I don't like using glass. If it breaks, you could be dead. So after more thought, I think I'd use 2 aluminum jars from Venom energy drinks.
How to mount the distiller? This isn't an easy task at sea in a lifeboat. But, it should use a suspension system similar to a hammock. There's a reason hammocks were big on ships and boats at one time, and that's because as the boat rocks, the hammocks stay pretty level.
So two poles with a wire holding the Venom bottles at each end would be best. But this is something that probably is best done on an individual basis depending on each lifeboat.

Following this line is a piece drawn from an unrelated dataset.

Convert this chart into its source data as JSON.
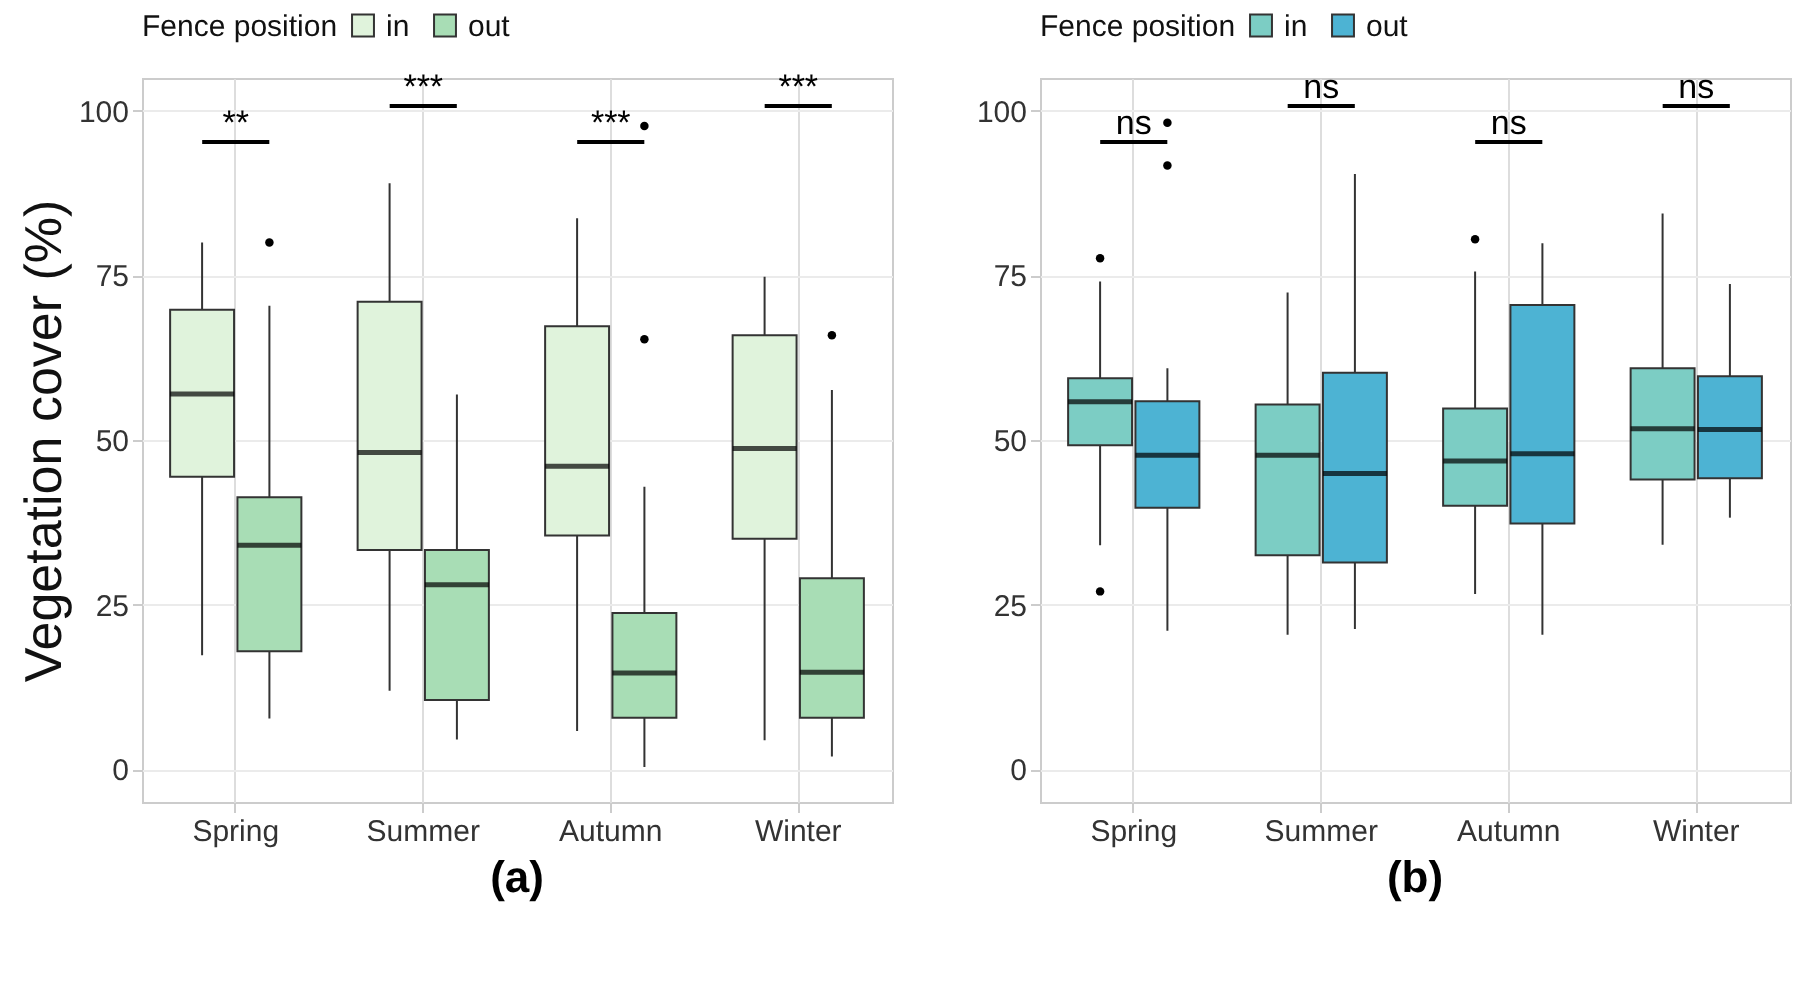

It could be possible that two oven bags, some flexible PVC pipe and some hose clamps could do the trick, with one oven bag painted black and in direct sunlight and the other oven bag painted white and in the shade (or in a bucket of cool sea water). But I haven't tested this.
Or maybe have two metal bowls, one black that holds an oven bag and the other filled with sea water to cool the second bag, both connected using flexible PVC tubing. Cover the black bowl and hot bag with a fresnel lense and point some reflectors/and or foil at the black bowl.

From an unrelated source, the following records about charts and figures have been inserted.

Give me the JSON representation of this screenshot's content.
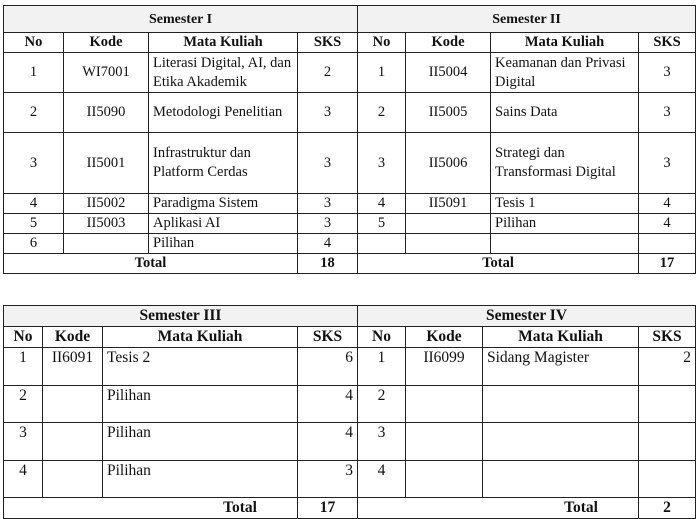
{
  "headers": {
    "no": "No",
    "kode": "Kode",
    "mk": "Mata Kuliah",
    "sks": "SKS",
    "total": "Total"
  },
  "table1": {
    "left": {
      "title": "Semester I",
      "rows": [
        {
          "no": "1",
          "kode": "WI7001",
          "mk": "Literasi Digital, AI, dan Etika Akademik",
          "sks": "2"
        },
        {
          "no": "2",
          "kode": "II5090",
          "mk": "Metodologi Penelitian",
          "sks": "3"
        },
        {
          "no": "3",
          "kode": "II5001",
          "mk": "Infrastruktur dan Platform Cerdas",
          "sks": "3"
        },
        {
          "no": "4",
          "kode": "II5002",
          "mk": "Paradigma Sistem",
          "sks": "3"
        },
        {
          "no": "5",
          "kode": "II5003",
          "mk": "Aplikasi AI",
          "sks": "3"
        },
        {
          "no": "6",
          "kode": "",
          "mk": "Pilihan",
          "sks": "4"
        }
      ],
      "total": "18"
    },
    "right": {
      "title": "Semester II",
      "rows": [
        {
          "no": "1",
          "kode": "II5004",
          "mk": "Keamanan dan Privasi Digital",
          "sks": "3"
        },
        {
          "no": "2",
          "kode": "II5005",
          "mk": "Sains Data",
          "sks": "3"
        },
        {
          "no": "3",
          "kode": "II5006",
          "mk": "Strategi dan Transformasi Digital",
          "sks": "3"
        },
        {
          "no": "4",
          "kode": "II5091",
          "mk": "Tesis 1",
          "sks": "4"
        },
        {
          "no": "5",
          "kode": "",
          "mk": "Pilihan",
          "sks": "4"
        },
        {
          "no": "",
          "kode": "",
          "mk": "",
          "sks": ""
        }
      ],
      "total": "17"
    }
  },
  "table2": {
    "left": {
      "title": "Semester III",
      "rows": [
        {
          "no": "1",
          "kode": "II6091",
          "mk": "Tesis 2",
          "sks": "6"
        },
        {
          "no": "2",
          "kode": "",
          "mk": "Pilihan",
          "sks": "4"
        },
        {
          "no": "3",
          "kode": "",
          "mk": "Pilihan",
          "sks": "4"
        },
        {
          "no": "4",
          "kode": "",
          "mk": "Pilihan",
          "sks": "3"
        }
      ],
      "total": "17"
    },
    "right": {
      "title": "Semester IV",
      "rows": [
        {
          "no": "1",
          "kode": "II6099",
          "mk": "Sidang Magister",
          "sks": "2"
        },
        {
          "no": "2",
          "kode": "",
          "mk": "",
          "sks": ""
        },
        {
          "no": "3",
          "kode": "",
          "mk": "",
          "sks": ""
        },
        {
          "no": "4",
          "kode": "",
          "mk": "",
          "sks": ""
        }
      ],
      "total": "2"
    }
  }
}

To be honest, if you're not injured, there isn't a lot to do at sea and "manning" the distiller can be a good distraction from the dyer situation at hand.
Here's another diagram, similar to the one above, except in this case two Venom bottles are enclosed in oven bags. The hot side is in the sun and will use the green house affect plus a fresnel lens. The cold side adds some cool sea water in an over bag to help condense the steam faster.
One thing about this design that I don't see in others is the use of copper scrubbers. First, only use copper as it's the safest to use with water. Second, make sure that the copper is pressed as tightly against the side of the bottle that's being heated.
The goal is to have the heat passed from the bottle to the copper, so there is more hot surface area to heat the water. So the focus point of the fresnel lens should be where the copper is pressed against the outside of the Venom bottle.
Water isn't a great conductor of heat and only the water that's in direct contact with the bottle wall will get most of the heat. If the copper can conduct the heat to more of the water, it will evaporate faster. And in this case, faster may mean the difference between life and death.
For a lifeboat distiller kit, I'd be sure to include:
If you do catch a fish, you cook it with foil as a "pan" and a fresnel lens.
It sounds like a lot, but it's really not. Most of the stuff is pretty small.
I'm sure many of you will have no use for a project like this. But, it's one that is a great mental and logistical puzzle intended to stimulate your creative process. If you can make an emergency solar distiller that works at sea, you can make a solar distiller that will work just about anywhere.